Tiger Beer hosted the 3890Tigers campaign finale on Global Tiger Day, marking the end of its month-long global 3890Tigers campaign in collaboration with the World Wide Fund for Nature (WWF).
The Square at Publika Kuala Lumpur was turned into a showcase featuring tiger-inspired art pieces to represent the 250 Malayan tigers left in the wild.
The paintings, sculptures and installations were created by some 20 artists, including local talents such as Kenji Chai, Sly Fox Crew, Caryn Koh, Stephen Lau, MonoEvolve, Nestwo, Kangblabla and Malaysia Origami Association.
The art pieces all had common themes – to highlight the threats facing the iconic species, such as body part trade, poaching and deforestation, and to protect the remaining tiger population, an estimated 3,890 are said to be left in the wild.

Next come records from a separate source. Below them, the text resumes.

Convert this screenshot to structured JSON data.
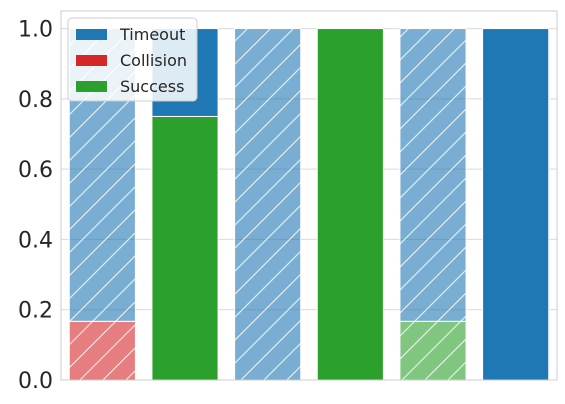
{
  "chart_data": {
    "type": "bar",
    "stacked": true,
    "categories": [
      "",
      "",
      "",
      "",
      "",
      ""
    ],
    "series": [
      {
        "name": "Timeout",
        "color": "#1f77b4",
        "values": [
          0.833,
          0.25,
          1.0,
          0.0,
          0.833,
          1.0
        ]
      },
      {
        "name": "Collision",
        "color": "#d62728",
        "values": [
          0.167,
          0.0,
          0.0,
          0.0,
          0.0,
          0.0
        ]
      },
      {
        "name": "Success",
        "color": "#2ca02c",
        "values": [
          0.0,
          0.75,
          0.0,
          1.0,
          0.167,
          0.0
        ]
      }
    ],
    "hatched_faded_bars": [
      0,
      2,
      4
    ],
    "ylim": [
      0.0,
      1.05
    ],
    "yticks": [
      0.0,
      0.2,
      0.4,
      0.6,
      0.8,
      1.0
    ],
    "ytick_labels": [
      "0.0",
      "0.2",
      "0.4",
      "0.6",
      "0.8",
      "1.0"
    ],
    "grid": true,
    "legend_position": "top-left",
    "title": "",
    "xlabel": "",
    "ylabel": ""
  }
}
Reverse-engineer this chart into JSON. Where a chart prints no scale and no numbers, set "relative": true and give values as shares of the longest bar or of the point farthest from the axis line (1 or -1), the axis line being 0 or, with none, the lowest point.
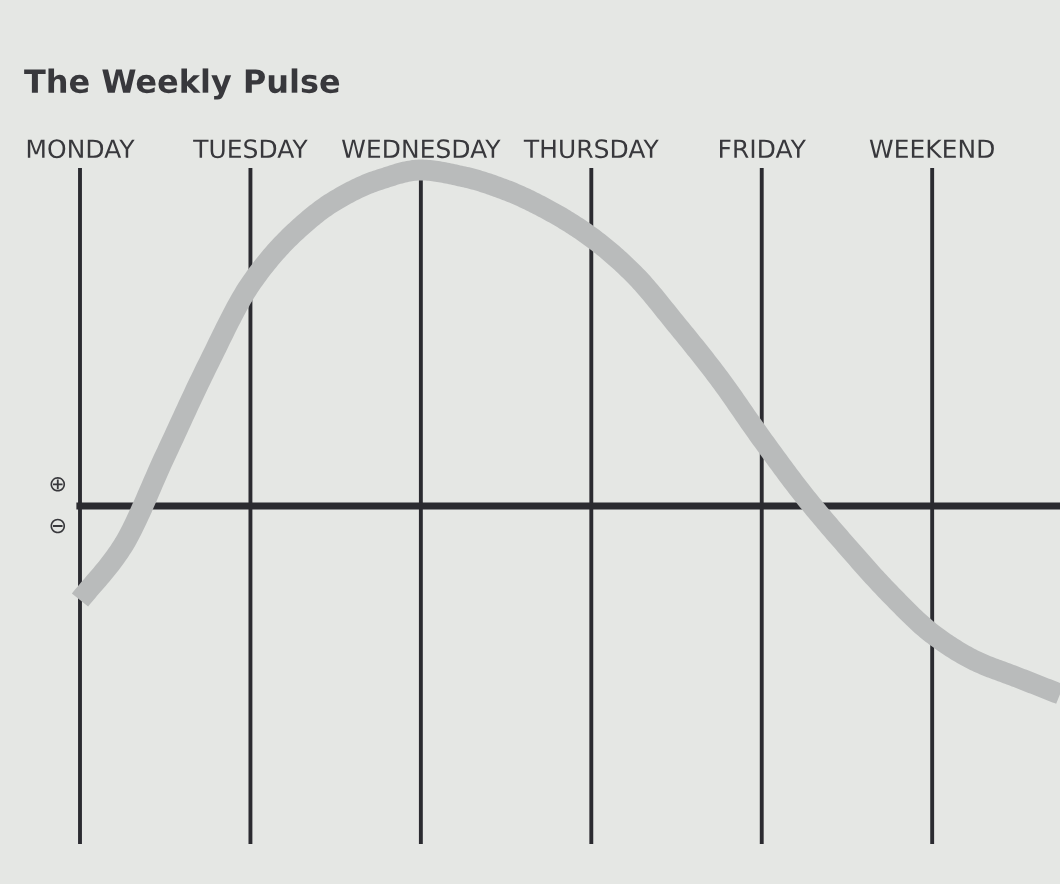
{
  "chart_data": {
    "type": "line",
    "title": "The Weekly Pulse",
    "relative": true,
    "categories": [
      "MONDAY",
      null,
      null,
      null,
      "TUESDAY",
      null,
      null,
      null,
      "WEDNESDAY",
      null,
      null,
      null,
      "THURSDAY",
      null,
      null,
      null,
      "FRIDAY",
      null,
      null,
      null,
      "WEEKEND",
      null,
      null,
      null
    ],
    "values": [
      -0.28,
      -0.12,
      0.15,
      0.42,
      0.66,
      0.81,
      0.91,
      0.97,
      1.0,
      0.98,
      0.94,
      0.88,
      0.8,
      0.69,
      0.54,
      0.38,
      0.2,
      0.03,
      -0.12,
      -0.26,
      -0.38,
      -0.46,
      -0.51,
      -0.56
    ],
    "color": "#b9bbbb",
    "grid": "x",
    "annotations": [
      "⊕",
      "⊖"
    ]
  }
}
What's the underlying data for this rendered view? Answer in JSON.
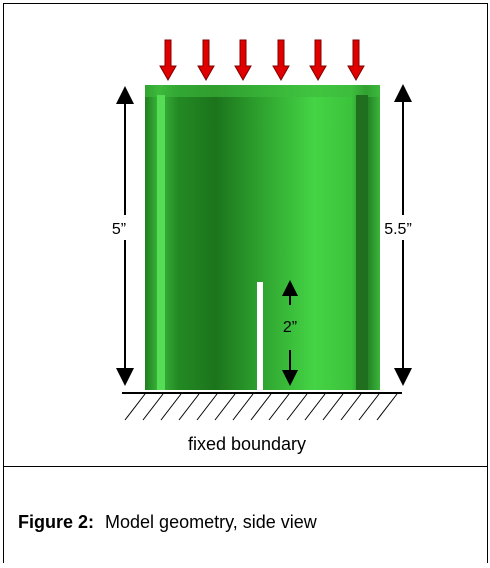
{
  "figure": {
    "labels": {
      "left_height": "5”",
      "right_height": "5.5”",
      "slot_height": "2”"
    },
    "boundary_label": "fixed boundary"
  },
  "caption": {
    "number": "Figure 2:",
    "text": "Model geometry, side view"
  }
}
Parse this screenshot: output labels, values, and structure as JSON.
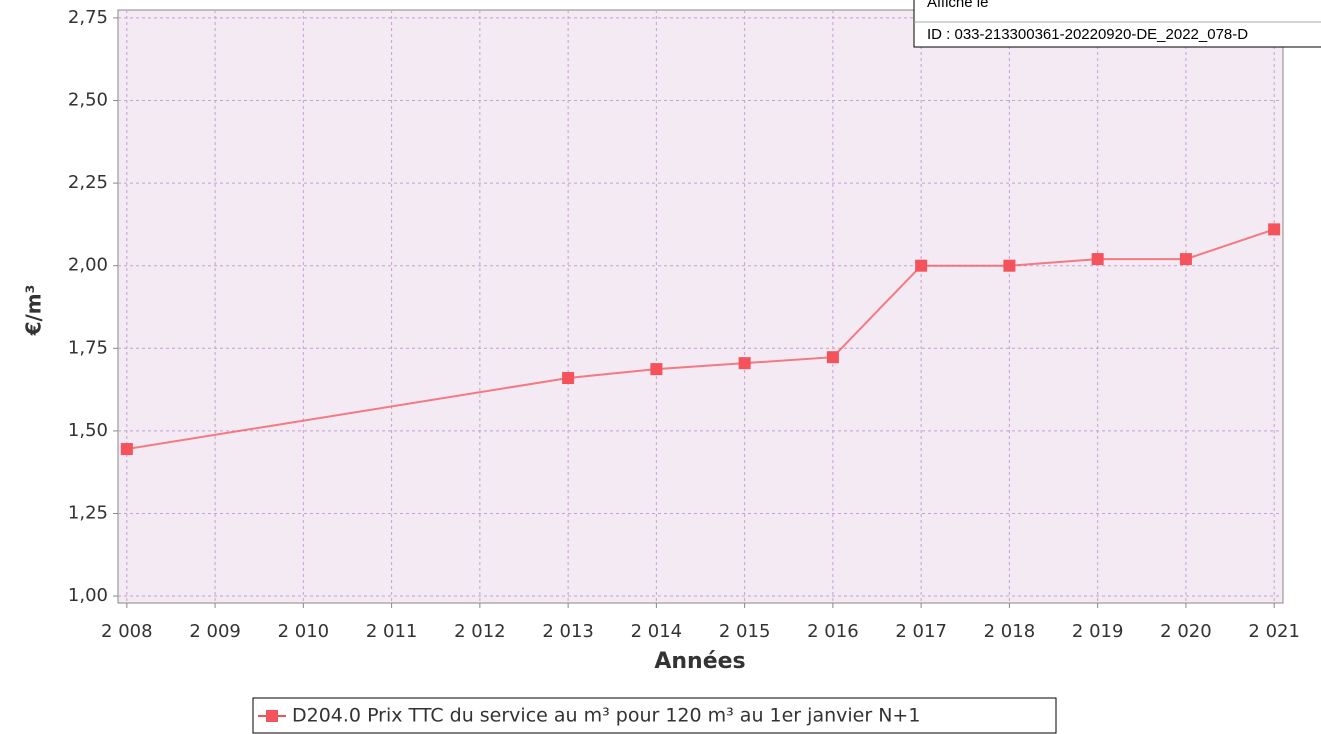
{
  "chart_data": {
    "type": "line",
    "x_label": "Années",
    "y_label": "€/m³",
    "x": [
      2008,
      2013,
      2014,
      2015,
      2016,
      2017,
      2018,
      2019,
      2020,
      2021
    ],
    "series": [
      {
        "name": "D204.0 Prix TTC du service au m³ pour 120 m³ au 1er janvier N+1",
        "color": "#f5535b",
        "values": [
          1.445,
          1.66,
          1.687,
          1.705,
          1.723,
          2.0,
          2.0,
          2.02,
          2.02,
          2.11
        ]
      }
    ],
    "xlim": [
      2007.9,
      2021.1
    ],
    "xticks": [
      {
        "value": 2008,
        "label": "2 008"
      },
      {
        "value": 2009,
        "label": "2 009"
      },
      {
        "value": 2010,
        "label": "2 010"
      },
      {
        "value": 2011,
        "label": "2 011"
      },
      {
        "value": 2012,
        "label": "2 012"
      },
      {
        "value": 2013,
        "label": "2 013"
      },
      {
        "value": 2014,
        "label": "2 014"
      },
      {
        "value": 2015,
        "label": "2 015"
      },
      {
        "value": 2016,
        "label": "2 016"
      },
      {
        "value": 2017,
        "label": "2 017"
      },
      {
        "value": 2018,
        "label": "2 018"
      },
      {
        "value": 2019,
        "label": "2 019"
      },
      {
        "value": 2020,
        "label": "2 020"
      },
      {
        "value": 2021,
        "label": "2 021"
      }
    ],
    "ylim": [
      0.979,
      2.774
    ],
    "yticks": [
      {
        "value": 1.0,
        "label": "1,00"
      },
      {
        "value": 1.25,
        "label": "1,25"
      },
      {
        "value": 1.5,
        "label": "1,50"
      },
      {
        "value": 1.75,
        "label": "1,75"
      },
      {
        "value": 2.0,
        "label": "2,00"
      },
      {
        "value": 2.25,
        "label": "2,25"
      },
      {
        "value": 2.5,
        "label": "2,50"
      },
      {
        "value": 2.75,
        "label": "2,75"
      }
    ],
    "grid": true,
    "legend": "bottom"
  },
  "stamp": {
    "line1": "Affiché le",
    "line2": "ID : 033-213300361-20220920-DE_2022_078-D"
  }
}
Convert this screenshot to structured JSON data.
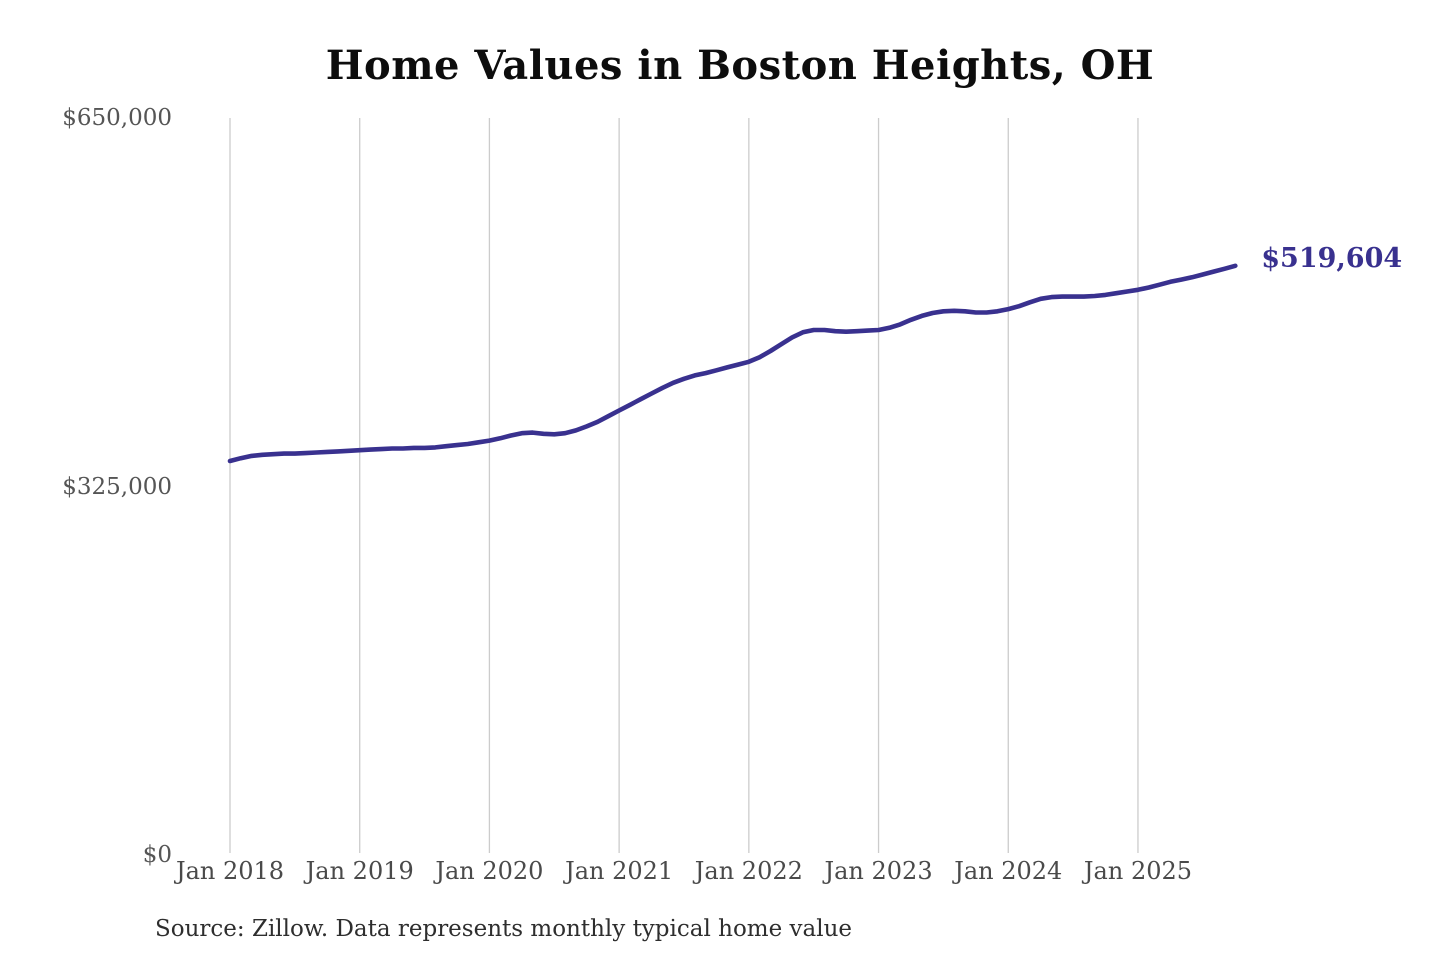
{
  "chart_data": {
    "type": "line",
    "title": "Home Values in Boston Heights, OH",
    "ylabel": "",
    "xlabel": "",
    "ylim": [
      0,
      650000
    ],
    "grid": "vertical-only",
    "legend_position": "none",
    "y_ticks": [
      {
        "label": "$0",
        "value": 0
      },
      {
        "label": "$325,000",
        "value": 325000
      },
      {
        "label": "$650,000",
        "value": 650000
      }
    ],
    "x_ticks": [
      "Jan 2018",
      "Jan 2019",
      "Jan 2020",
      "Jan 2021",
      "Jan 2022",
      "Jan 2023",
      "Jan 2024",
      "Jan 2025"
    ],
    "x_start": "Jan 2018",
    "x_interval": "monthly",
    "end_label": "$519,604",
    "latest_value": 519604,
    "line_color": "#39318f",
    "grid_color": "#cccccc",
    "series": [
      {
        "name": "Monthly typical home value",
        "values": [
          347500,
          350000,
          352000,
          353000,
          353500,
          354000,
          354000,
          354500,
          355000,
          355500,
          356000,
          356500,
          357000,
          357500,
          358000,
          358500,
          358500,
          359000,
          359000,
          359500,
          360500,
          361500,
          362500,
          364000,
          365500,
          367500,
          370000,
          372000,
          372500,
          371500,
          371000,
          372000,
          374500,
          378000,
          382000,
          387000,
          392000,
          397000,
          402000,
          407000,
          412000,
          416500,
          420000,
          423000,
          425000,
          427500,
          430000,
          432500,
          435000,
          439000,
          444500,
          450500,
          456500,
          461000,
          463000,
          463000,
          462000,
          461500,
          462000,
          462500,
          463000,
          465000,
          468000,
          472000,
          475500,
          478000,
          479500,
          480000,
          479500,
          478500,
          478500,
          479500,
          481500,
          484000,
          487500,
          490500,
          492000,
          492500,
          492500,
          492500,
          493000,
          494000,
          495500,
          497000,
          498500,
          500500,
          503000,
          505500,
          507500,
          509500,
          512000,
          514500,
          517000,
          519604
        ]
      }
    ],
    "source": "Source: Zillow. Data represents monthly typical home value"
  }
}
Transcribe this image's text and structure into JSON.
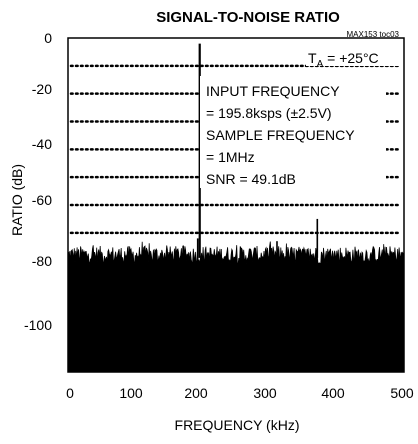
{
  "chart_data": {
    "type": "line",
    "title": "SIGNAL-TO-NOISE RATIO",
    "figure_id": "MAX153 toc03",
    "xlabel": "FREQUENCY (kHz)",
    "ylabel": "RATIO (dB)",
    "xlim": [
      0,
      500
    ],
    "ylim": [
      -120,
      0
    ],
    "x_ticks": [
      "0",
      "100",
      "200",
      "300",
      "400",
      "500"
    ],
    "y_ticks": [
      "0",
      "-20",
      "-40",
      "-60",
      "-80",
      "-100"
    ],
    "grid": "dotted horizontal",
    "annotation_temp": "T",
    "annotation_temp_sub": "A",
    "annotation_temp_value": " = +25°C",
    "annotations": [
      "INPUT FREQUENCY",
      "= 195.8ksps (±2.5V)",
      "SAMPLE FREQUENCY",
      "= 1MHz",
      "SNR = 49.1dB"
    ],
    "series": [
      {
        "noise_floor_db": -79,
        "noise_peak_db": -73,
        "spurs": [
          {
            "x": 196,
            "y": -2
          },
          {
            "x": 371,
            "y": -65
          },
          {
            "x": 193,
            "y": -72
          },
          {
            "x": 311,
            "y": -73
          }
        ]
      }
    ]
  }
}
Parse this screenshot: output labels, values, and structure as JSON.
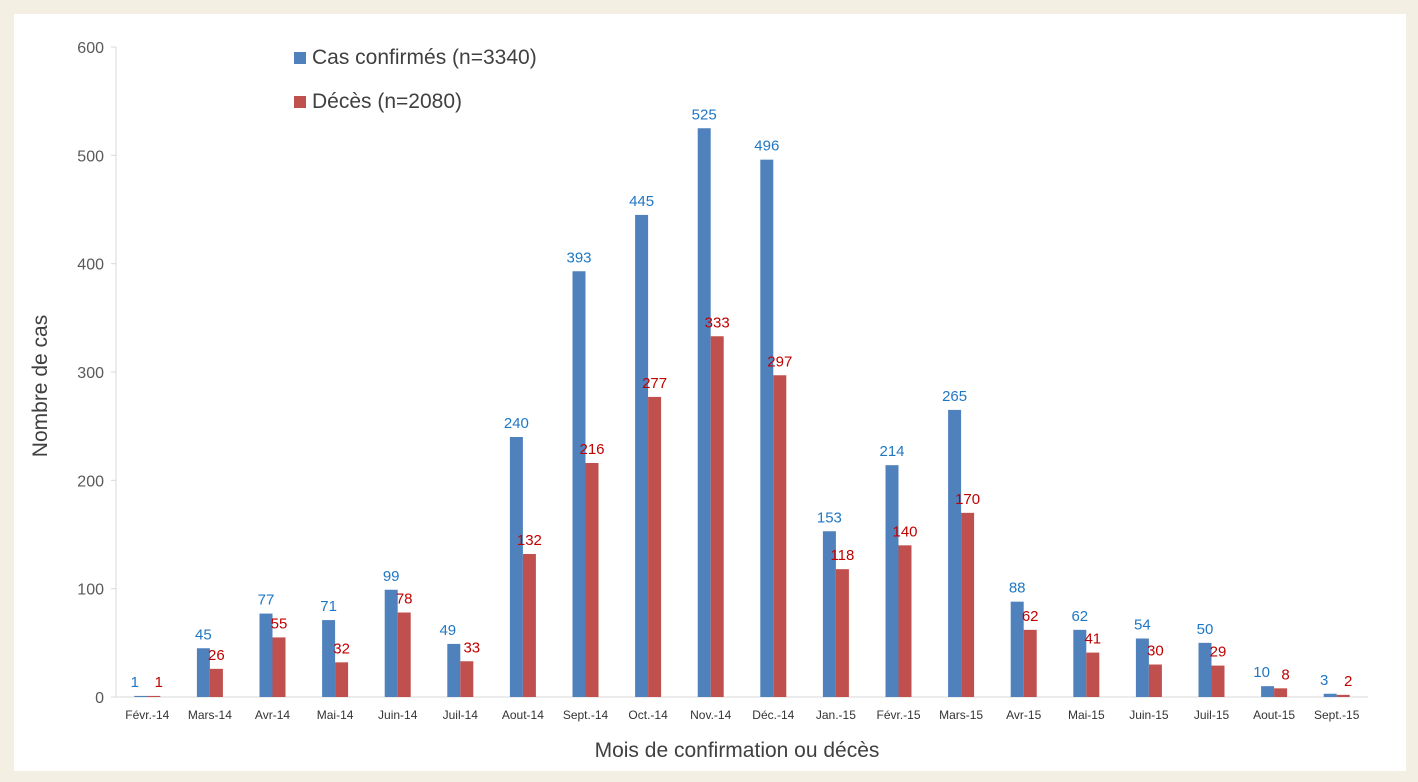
{
  "chart_data": {
    "type": "bar",
    "title": "",
    "xlabel": "Mois de confirmation ou décès",
    "ylabel": "Nombre de cas",
    "ylim": [
      0,
      600
    ],
    "yticks": [
      0,
      100,
      200,
      300,
      400,
      500,
      600
    ],
    "grid": false,
    "legend_position": "top-left",
    "categories": [
      "Févr.-14",
      "Mars-14",
      "Avr-14",
      "Mai-14",
      "Juin-14",
      "Juil-14",
      "Aout-14",
      "Sept.-14",
      "Oct.-14",
      "Nov.-14",
      "Déc.-14",
      "Jan.-15",
      "Févr.-15",
      "Mars-15",
      "Avr-15",
      "Mai-15",
      "Juin-15",
      "Juil-15",
      "Aout-15",
      "Sept.-15"
    ],
    "series": [
      {
        "name": "Cas confirmés (n=3340)",
        "color": "#4f81bd",
        "label_color": "#1f77c4",
        "values": [
          1,
          45,
          77,
          71,
          99,
          49,
          240,
          393,
          445,
          525,
          496,
          153,
          214,
          265,
          88,
          62,
          54,
          50,
          10,
          3
        ]
      },
      {
        "name": "Décès (n=2080)",
        "color": "#c0504d",
        "label_color": "#c00000",
        "values": [
          1,
          26,
          55,
          32,
          78,
          33,
          132,
          216,
          277,
          333,
          297,
          118,
          140,
          170,
          62,
          41,
          30,
          29,
          8,
          2
        ]
      }
    ]
  }
}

The public could also show their support by bidding for their favourite art pieces via a silent auction, with the proceeds channelled to WWF’s conservation efforts.
“I do my part as a responsible human being by spreading awareness via my art through the 3890Tigers campaign,” said Chai, who mixes cute and vibrant imagery with adult subject matter for his street art works.
His Fade Away artworks were created based on the concept of appreciating animals and nature, and the importance of both elements to humankind.
“If you take a closer look at my art pieces, you can see the tiger image is made out of leaf motifs that are fading.
“We need to realise that these symbols of nature will soon disappear if we continue to neglect and not care about the tigers’ plight.
“If nothing is done now, future generations will not have the opportunity to see the beautiful creatures, and all that is left would be photos and videos,” said Chai.
In addition, Tiger Beer announced that US$1mil (RM4.28mil) would be donated to WWF in a bid to help protect tigers in the wild.
“We wanted to add on to the contribution by having a silent auction of the art pieces,” said Tiger Beer marketing manager Jessie Chuah.
“Although we have come to the end of the 3890Tigers campaign, this only marks the beginning for the public who are now aware of the severity of this situation.
“We hope the power of the digital platform will continue to educate netizens and spread awareness of illegal tiger trade, until the day we see an increase in the number of tigers,” she said.
Besides viewing the art pieces up close, visitors joined in activities such as body marbling, origami and jigsaw mural, as well as enjoyed food and Tiger Beer offered by selected eateries.
For the 3890Tigers campaign, Tiger Beer removed the iconic tiger on the logo across all its packaging to pose the question: “Can you imagine a world without tigers?”
The public showed their support for the cause by uploading and personalising their selfies on 3890Tigers.com, then sharing the final output on social media.